The DRV nearly went bankrupt in 2011 and funding is still an issue, as DRV president Ian Rawcliffe explained.

"We have a budget of around 700,000 euros per year - much smaller than most professional clubs," Lanchashire-born Rawcliffe told AFP.

Having come to Germany as a captain with the British Army in the 1970s, the Oxford graduate played as a flanker for the occupying force's rugby team.

This is his second stint as DRV president, but selling rugby to Germans is not always easy.

"In the past, we have had to send people to convince some German States, who banned it from their schools, what rugby is all about," he said.

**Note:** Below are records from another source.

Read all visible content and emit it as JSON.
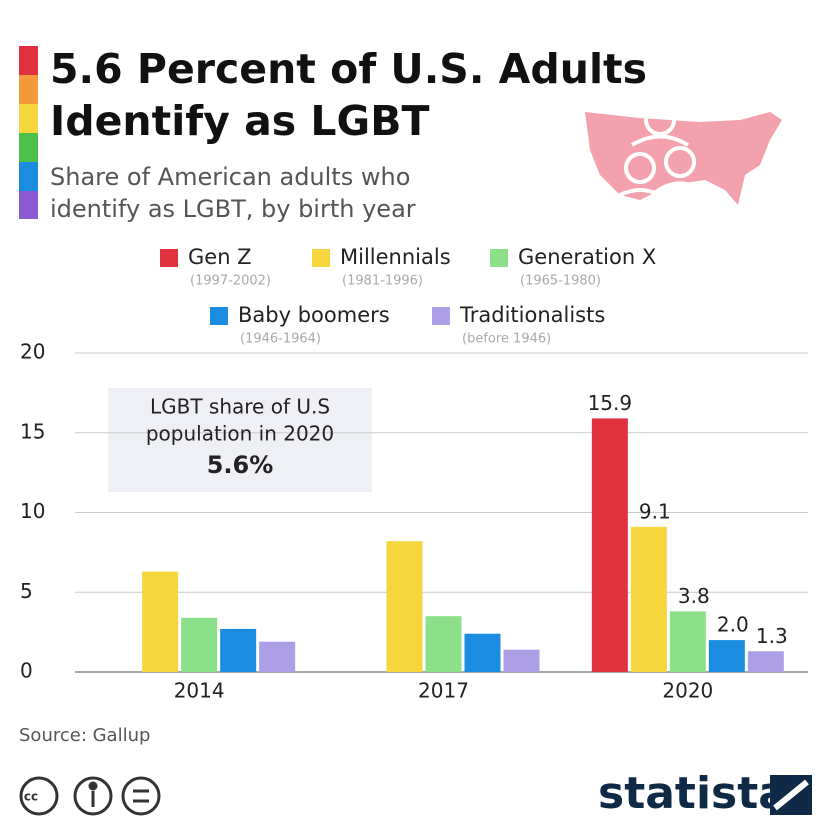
{
  "chart_data": {
    "type": "bar",
    "title": [
      "5.6 Percent of U.S. Adults",
      "Identify as LGBT"
    ],
    "subtitle": [
      "Share of American adults who",
      "identify as LGBT, by birth year"
    ],
    "categories": [
      "2014",
      "2017",
      "2020"
    ],
    "series": [
      {
        "name": "Gen Z",
        "years": "(1997-2002)",
        "color": "#e0313f",
        "values": [
          null,
          null,
          15.9
        ],
        "value_labels": [
          null,
          null,
          "15.9"
        ]
      },
      {
        "name": "Millennials",
        "years": "(1981-1996)",
        "color": "#f5d63d",
        "values": [
          6.3,
          8.2,
          9.1
        ],
        "value_labels": [
          null,
          null,
          "9.1"
        ]
      },
      {
        "name": "Generation X",
        "years": "(1965-1980)",
        "color": "#8de08a",
        "values": [
          3.4,
          3.5,
          3.8
        ],
        "value_labels": [
          null,
          null,
          "3.8"
        ]
      },
      {
        "name": "Baby boomers",
        "years": "(1946-1964)",
        "color": "#1a8de0",
        "values": [
          2.7,
          2.4,
          2.0
        ],
        "value_labels": [
          null,
          null,
          "2.0"
        ]
      },
      {
        "name": "Traditionalists",
        "years": "(before 1946)",
        "color": "#ad9fe6",
        "values": [
          1.9,
          1.4,
          1.3
        ],
        "value_labels": [
          null,
          null,
          "1.3"
        ]
      }
    ],
    "ylim": [
      0,
      20
    ],
    "yticks": [
      0,
      5,
      10,
      15,
      20
    ],
    "grid": true,
    "annotation": [
      "LGBT share of U.S",
      "population in 2020",
      "5.6%"
    ],
    "source": "Source: Gallup",
    "logo": "statista"
  }
}
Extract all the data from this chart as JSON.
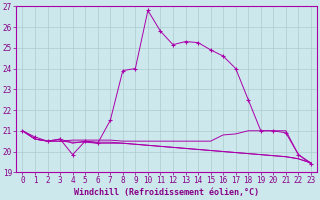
{
  "background_color": "#cce8ec",
  "grid_color": "#aacccc",
  "line_color": "#aa00aa",
  "marker_color": "#aa00aa",
  "xlabel": "Windchill (Refroidissement éolien,°C)",
  "xlabel_color": "#880088",
  "xlim": [
    -0.5,
    23.5
  ],
  "ylim": [
    19,
    27
  ],
  "yticks": [
    19,
    20,
    21,
    22,
    23,
    24,
    25,
    26,
    27
  ],
  "xticks": [
    0,
    1,
    2,
    3,
    4,
    5,
    6,
    7,
    8,
    9,
    10,
    11,
    12,
    13,
    14,
    15,
    16,
    17,
    18,
    19,
    20,
    21,
    22,
    23
  ],
  "series": [
    {
      "x": [
        0,
        1,
        2,
        3,
        4,
        5,
        6,
        7,
        8,
        9,
        10,
        11,
        12,
        13,
        14,
        15,
        16,
        17,
        18,
        19,
        20,
        21,
        22,
        23
      ],
      "y": [
        21.0,
        20.7,
        20.5,
        20.6,
        19.85,
        20.5,
        20.4,
        21.5,
        23.9,
        24.0,
        26.8,
        25.8,
        25.15,
        25.3,
        25.25,
        24.9,
        24.6,
        24.0,
        22.5,
        21.0,
        21.0,
        20.9,
        19.85,
        19.4
      ],
      "marker": true
    },
    {
      "x": [
        0,
        1,
        2,
        3,
        4,
        5,
        6,
        7,
        8,
        9,
        10,
        11,
        12,
        13,
        14,
        15,
        16,
        17,
        18,
        19,
        20,
        21,
        22,
        23
      ],
      "y": [
        21.0,
        20.6,
        20.5,
        20.5,
        20.45,
        20.45,
        20.4,
        20.4,
        20.4,
        20.35,
        20.3,
        20.25,
        20.2,
        20.15,
        20.1,
        20.05,
        20.0,
        19.95,
        19.9,
        19.85,
        19.8,
        19.75,
        19.65,
        19.45
      ],
      "marker": false
    },
    {
      "x": [
        0,
        1,
        2,
        3,
        4,
        5,
        6,
        7,
        8,
        9,
        10,
        11,
        12,
        13,
        14,
        15,
        16,
        17,
        18,
        19,
        20,
        21,
        22,
        23
      ],
      "y": [
        21.0,
        20.6,
        20.5,
        20.5,
        20.55,
        20.55,
        20.55,
        20.55,
        20.5,
        20.5,
        20.5,
        20.5,
        20.5,
        20.5,
        20.5,
        20.5,
        20.8,
        20.85,
        21.0,
        21.0,
        21.0,
        21.0,
        19.85,
        19.45
      ],
      "marker": false
    },
    {
      "x": [
        0,
        1,
        2,
        3,
        4,
        5,
        6,
        7,
        8,
        9,
        10,
        11,
        12,
        13,
        14,
        15,
        16,
        17,
        18,
        19,
        20,
        21,
        22,
        23
      ],
      "y": [
        21.0,
        20.6,
        20.5,
        20.6,
        20.4,
        20.5,
        20.45,
        20.45,
        20.4,
        20.35,
        20.3,
        20.25,
        20.2,
        20.15,
        20.1,
        20.05,
        20.0,
        19.95,
        19.9,
        19.85,
        19.8,
        19.75,
        19.65,
        19.45
      ],
      "marker": false
    }
  ],
  "tick_color": "#880088",
  "tick_fontsize": 5.5,
  "xlabel_fontsize": 6.0
}
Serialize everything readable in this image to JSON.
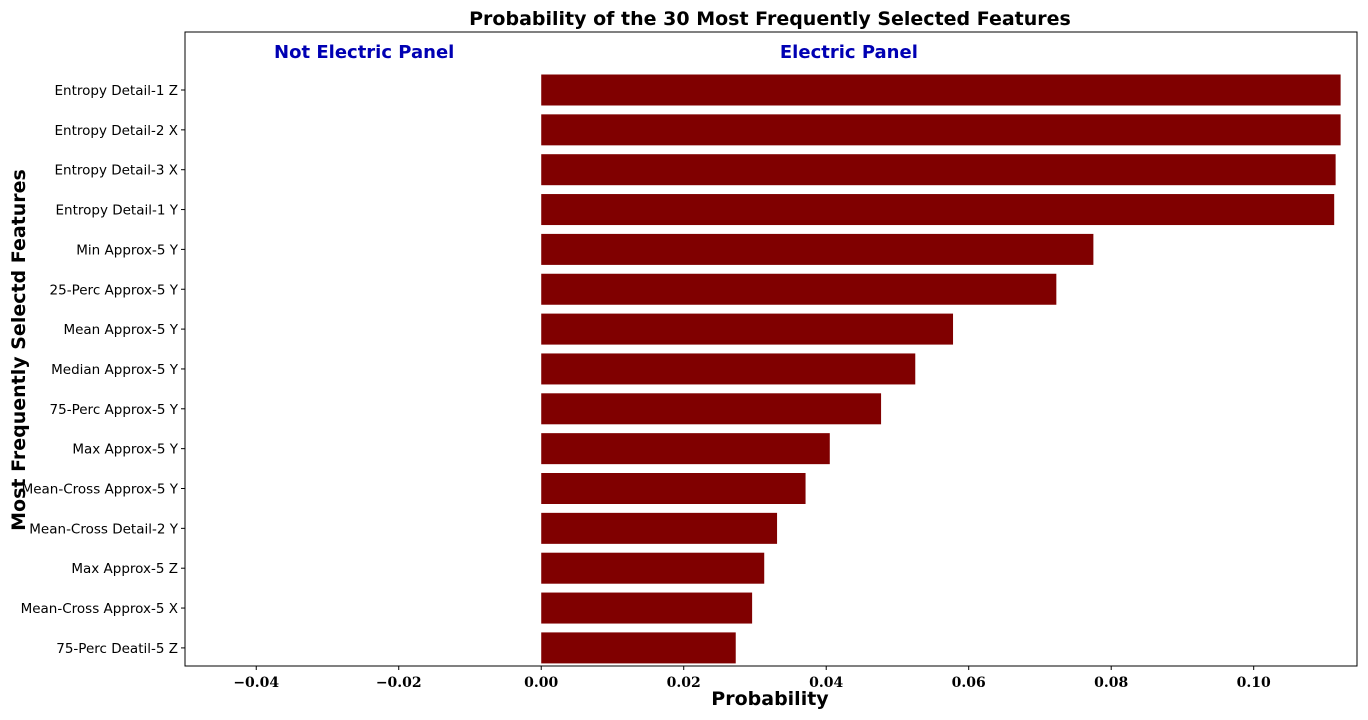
{
  "chart_data": {
    "type": "bar",
    "orientation": "horizontal",
    "title": "Probability of the 30 Most Frequently Selected Features",
    "xlabel": "Probability",
    "ylabel": "Most Frequently Selectd Features",
    "xlim": [
      -0.05,
      0.1145
    ],
    "xticks": [
      -0.04,
      -0.02,
      0.0,
      0.02,
      0.04,
      0.06,
      0.08,
      0.1
    ],
    "xtick_labels": [
      "−0.04",
      "−0.02",
      "0.00",
      "0.02",
      "0.04",
      "0.06",
      "0.08",
      "0.10"
    ],
    "grid": false,
    "bar_color": "#800000",
    "annotation_color": "#0000b3",
    "annotations": [
      {
        "text": "Not Electric Panel",
        "x": -0.0375
      },
      {
        "text": "Electric Panel",
        "x": 0.0335
      }
    ],
    "categories": [
      "Entropy Detail-1 Z",
      "Entropy Detail-2 X",
      "Entropy Detail-3 X",
      "Entropy Detail-1 Y",
      "Min Approx-5 Y",
      "25-Perc Approx-5 Y",
      "Mean Approx-5 Y",
      "Median Approx-5 Y",
      "75-Perc Approx-5 Y",
      "Max Approx-5 Y",
      "Mean-Cross Approx-5 Y",
      "Mean-Cross Detail-2 Y",
      "Max Approx-5 Z",
      "Mean-Cross Approx-5 X",
      "75-Perc Deatil-5 Z"
    ],
    "values": [
      0.1122,
      0.1122,
      0.1115,
      0.1113,
      0.0775,
      0.0723,
      0.0578,
      0.0525,
      0.0477,
      0.0405,
      0.0371,
      0.0331,
      0.0313,
      0.0296,
      0.0273
    ]
  }
}
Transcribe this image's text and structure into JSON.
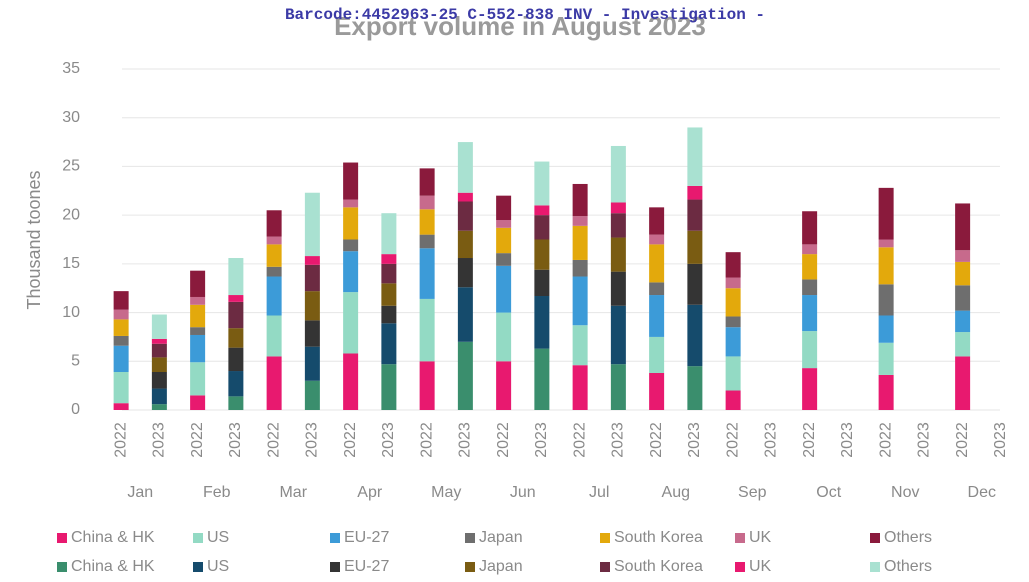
{
  "chart_data": {
    "type": "bar",
    "stacked": true,
    "overlay_text": "Barcode:4452963-25 C-552-838 INV - Investigation  -",
    "title": "Export volume in August 2023",
    "y_label": "Thousand toones",
    "categories": [
      "Jan",
      "Feb",
      "Mar",
      "Apr",
      "May",
      "Jun",
      "Jul",
      "Aug",
      "Sep",
      "Oct",
      "Nov",
      "Dec"
    ],
    "ylim": [
      0,
      35
    ],
    "yticks": [
      0,
      5,
      10,
      15,
      20,
      25,
      30,
      35
    ],
    "grid": true,
    "groups": [
      {
        "year": "2022",
        "series": [
          {
            "name": "China & HK",
            "color": "#e8196f",
            "values": [
              0.7,
              1.5,
              5.5,
              5.8,
              5,
              5,
              4.6,
              3.8,
              2,
              4.3,
              3.6,
              5.5
            ]
          },
          {
            "name": "US",
            "color": "#93dac4",
            "values": [
              3.2,
              3.4,
              4.2,
              6.3,
              6.4,
              5,
              4.1,
              3.7,
              3.5,
              3.8,
              3.3,
              2.5
            ]
          },
          {
            "name": "EU-27",
            "color": "#3c9bd8",
            "values": [
              2.7,
              2.8,
              4,
              4.2,
              5.2,
              4.8,
              5,
              4.3,
              3,
              3.7,
              2.8,
              2.2
            ]
          },
          {
            "name": "Japan",
            "color": "#6e6e6e",
            "values": [
              1,
              0.8,
              1,
              1.2,
              1.4,
              1.3,
              1.7,
              1.3,
              1.1,
              1.6,
              3.2,
              2.6
            ]
          },
          {
            "name": "South Korea",
            "color": "#e3a90c",
            "values": [
              1.7,
              2.3,
              2.3,
              3.3,
              2.6,
              2.6,
              3.5,
              3.9,
              2.9,
              2.6,
              3.8,
              2.4
            ]
          },
          {
            "name": "UK",
            "color": "#c76a8c",
            "values": [
              1,
              0.8,
              0.8,
              0.8,
              1.4,
              0.8,
              1,
              1,
              1.1,
              1,
              0.8,
              1.2
            ]
          },
          {
            "name": "Others",
            "color": "#8a1a3c",
            "values": [
              1.9,
              2.7,
              2.7,
              3.8,
              2.8,
              2.5,
              3.3,
              2.8,
              2.6,
              3.4,
              5.3,
              4.8
            ]
          }
        ]
      },
      {
        "year": "2023",
        "series": [
          {
            "name": "China & HK",
            "color": "#3a8e6d",
            "values": [
              0.6,
              1.4,
              3,
              4.7,
              7,
              6.3,
              4.7,
              4.5,
              null,
              null,
              null,
              null
            ]
          },
          {
            "name": "US",
            "color": "#154b6c",
            "values": [
              1.6,
              2.6,
              3.5,
              4.2,
              5.6,
              5.4,
              6,
              6.3,
              null,
              null,
              null,
              null
            ]
          },
          {
            "name": "EU-27",
            "color": "#343434",
            "values": [
              1.7,
              2.4,
              2.7,
              1.8,
              3,
              2.7,
              3.5,
              4.2,
              null,
              null,
              null,
              null
            ]
          },
          {
            "name": "Japan",
            "color": "#7a5c12",
            "values": [
              1.5,
              2,
              3,
              2.3,
              2.8,
              3.1,
              3.5,
              3.4,
              null,
              null,
              null,
              null
            ]
          },
          {
            "name": "South Korea",
            "color": "#6c2b42",
            "values": [
              1.4,
              2.7,
              2.7,
              2,
              3,
              2.5,
              2.5,
              3.2,
              null,
              null,
              null,
              null
            ]
          },
          {
            "name": "UK",
            "color": "#e8196f",
            "values": [
              0.5,
              0.7,
              0.9,
              1,
              0.9,
              1,
              1.1,
              1.4,
              null,
              null,
              null,
              null
            ]
          },
          {
            "name": "Others",
            "color": "#a9e1d1",
            "values": [
              2.5,
              3.8,
              6.5,
              4.2,
              5.2,
              4.5,
              5.8,
              6,
              null,
              null,
              null,
              null
            ]
          }
        ]
      }
    ]
  }
}
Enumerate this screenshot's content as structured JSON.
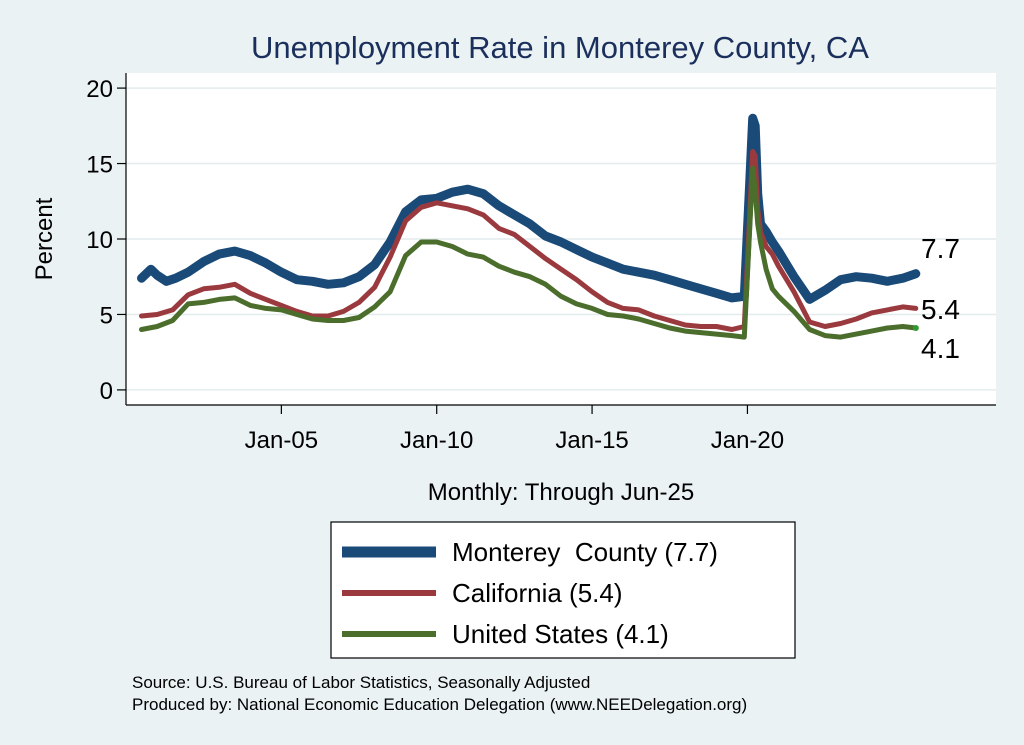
{
  "chart_data": {
    "type": "line",
    "title": "Unemployment Rate in Monterey  County, CA",
    "xlabel": "Monthly: Through Jun-25",
    "ylabel": "Percent",
    "xlim": [
      2000.0,
      2028.0
    ],
    "ylim": [
      -1,
      21
    ],
    "yticks": [
      0,
      5,
      10,
      15,
      20
    ],
    "xticks": [
      {
        "label": "Jan-05",
        "value": 2005.0
      },
      {
        "label": "Jan-10",
        "value": 2010.0
      },
      {
        "label": "Jan-15",
        "value": 2015.0
      },
      {
        "label": "Jan-20",
        "value": 2020.0
      }
    ],
    "grid": true,
    "legend_position": "bottom-center",
    "series": [
      {
        "name": "Monterey  County (7.7)",
        "end_label": "7.7",
        "color": "#1a4a78",
        "x": [
          2000.5,
          2000.8,
          2001.0,
          2001.3,
          2001.6,
          2002.0,
          2002.5,
          2003.0,
          2003.5,
          2004.0,
          2004.5,
          2005.0,
          2005.5,
          2006.0,
          2006.5,
          2007.0,
          2007.5,
          2008.0,
          2008.5,
          2009.0,
          2009.5,
          2010.0,
          2010.5,
          2011.0,
          2011.5,
          2012.0,
          2012.5,
          2013.0,
          2013.5,
          2014.0,
          2014.5,
          2015.0,
          2015.5,
          2016.0,
          2016.5,
          2017.0,
          2017.5,
          2018.0,
          2018.5,
          2019.0,
          2019.5,
          2019.9,
          2020.08,
          2020.17,
          2020.25,
          2020.33,
          2020.42,
          2020.6,
          2020.8,
          2021.0,
          2021.5,
          2022.0,
          2022.5,
          2023.0,
          2023.5,
          2024.0,
          2024.5,
          2025.0,
          2025.42
        ],
        "values": [
          7.4,
          8.0,
          7.6,
          7.2,
          7.4,
          7.8,
          8.5,
          9.0,
          9.2,
          8.9,
          8.4,
          7.8,
          7.3,
          7.2,
          7.0,
          7.1,
          7.5,
          8.3,
          9.8,
          11.8,
          12.6,
          12.7,
          13.1,
          13.3,
          13.0,
          12.2,
          11.6,
          11.0,
          10.2,
          9.8,
          9.3,
          8.8,
          8.4,
          8.0,
          7.8,
          7.6,
          7.3,
          7.0,
          6.7,
          6.4,
          6.1,
          6.2,
          14.0,
          18.0,
          17.5,
          13.0,
          11.0,
          10.5,
          9.8,
          9.2,
          7.5,
          6.0,
          6.6,
          7.3,
          7.5,
          7.4,
          7.2,
          7.4,
          7.7
        ]
      },
      {
        "name": "California (5.4)",
        "end_label": "5.4",
        "color": "#9b3a3e",
        "x": [
          2000.5,
          2001.0,
          2001.5,
          2002.0,
          2002.5,
          2003.0,
          2003.5,
          2004.0,
          2004.5,
          2005.0,
          2005.5,
          2006.0,
          2006.5,
          2007.0,
          2007.5,
          2008.0,
          2008.5,
          2009.0,
          2009.5,
          2010.0,
          2010.5,
          2011.0,
          2011.5,
          2012.0,
          2012.5,
          2013.0,
          2013.5,
          2014.0,
          2014.5,
          2015.0,
          2015.5,
          2016.0,
          2016.5,
          2017.0,
          2017.5,
          2018.0,
          2018.5,
          2019.0,
          2019.5,
          2019.9,
          2020.17,
          2020.25,
          2020.33,
          2020.42,
          2020.6,
          2020.8,
          2021.0,
          2021.5,
          2022.0,
          2022.5,
          2023.0,
          2023.5,
          2024.0,
          2024.5,
          2025.0,
          2025.42
        ],
        "values": [
          4.9,
          5.0,
          5.3,
          6.3,
          6.7,
          6.8,
          7.0,
          6.4,
          6.0,
          5.6,
          5.2,
          4.9,
          4.9,
          5.2,
          5.8,
          6.8,
          8.8,
          11.2,
          12.1,
          12.4,
          12.2,
          12.0,
          11.6,
          10.7,
          10.3,
          9.5,
          8.7,
          8.0,
          7.3,
          6.5,
          5.8,
          5.4,
          5.3,
          4.9,
          4.6,
          4.3,
          4.2,
          4.2,
          4.0,
          4.2,
          15.8,
          15.5,
          12.0,
          10.5,
          9.5,
          9.0,
          8.2,
          6.5,
          4.5,
          4.2,
          4.4,
          4.7,
          5.1,
          5.3,
          5.5,
          5.4
        ]
      },
      {
        "name": "United States (4.1)",
        "end_label": "4.1",
        "color": "#4c6e2c",
        "x": [
          2000.5,
          2001.0,
          2001.5,
          2002.0,
          2002.5,
          2003.0,
          2003.5,
          2004.0,
          2004.5,
          2005.0,
          2005.5,
          2006.0,
          2006.5,
          2007.0,
          2007.5,
          2008.0,
          2008.5,
          2009.0,
          2009.5,
          2010.0,
          2010.5,
          2011.0,
          2011.5,
          2012.0,
          2012.5,
          2013.0,
          2013.5,
          2014.0,
          2014.5,
          2015.0,
          2015.5,
          2016.0,
          2016.5,
          2017.0,
          2017.5,
          2018.0,
          2018.5,
          2019.0,
          2019.5,
          2019.9,
          2020.17,
          2020.25,
          2020.33,
          2020.42,
          2020.6,
          2020.8,
          2021.0,
          2021.5,
          2022.0,
          2022.5,
          2023.0,
          2023.5,
          2024.0,
          2024.5,
          2025.0,
          2025.42
        ],
        "values": [
          4.0,
          4.2,
          4.6,
          5.7,
          5.8,
          6.0,
          6.1,
          5.6,
          5.4,
          5.3,
          5.0,
          4.7,
          4.6,
          4.6,
          4.8,
          5.5,
          6.5,
          8.9,
          9.8,
          9.8,
          9.5,
          9.0,
          8.8,
          8.2,
          7.8,
          7.5,
          7.0,
          6.2,
          5.7,
          5.4,
          5.0,
          4.9,
          4.7,
          4.4,
          4.1,
          3.9,
          3.8,
          3.7,
          3.6,
          3.5,
          14.7,
          13.2,
          11.0,
          9.8,
          8.0,
          6.7,
          6.2,
          5.2,
          4.0,
          3.6,
          3.5,
          3.7,
          3.9,
          4.1,
          4.2,
          4.1
        ]
      }
    ]
  },
  "footer": {
    "source": "Source: U.S. Bureau of Labor Statistics, Seasonally Adjusted",
    "producer": "Produced by: National Economic Education Delegation (www.NEEDelegation.org)"
  }
}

It's not just England who are helping German rugby. France has worked closely with the DRV for decades.

In 2008, a Wales XV played Germany in Berlin and last weekend's conference for coaches of Germany's top teams in Hanover was attended by the Welsh Rugby Union's Coach Development Manager Gerry Roberts.

English immigrant teachers first brought rugby to Heidelberg and Hanover in the 1870s.

The sport flourished and was originally part of the German Football Federation (DFB).

The Germans achieved a 3-0 win over France in 1938 and the match-ball still holds pride of place in Germany's rugby museum in Heidelberg.

German rugby was a strong presence on the continent until the rise of Nazism and Adolf Hitler would certainly not have approved of the alliance with England.

"In the late 1930s, Adolf - I think you know his family name - decided he didn't like rugby, preferring field handball," explained Rawcliffe.

"There were reports of players being dragged off rugby fields to go and play handball during that era.

"Then after the war, many of the players were either too old to continue playing or were dead."

German rugby's revival after World War II was a slow process with the occupying British forces helping out in the 1950s.

For now, Germany need wins at home to Czech Republic and away to Sweden in April to help earn a repechage slot as group winners and keep their World Cup dream alive.

"I think we'll know rugby has made it in Germany when it is televised HERE and with rugby set to be an Olympic sport in 2016, who knows?", mused Rawcliffe.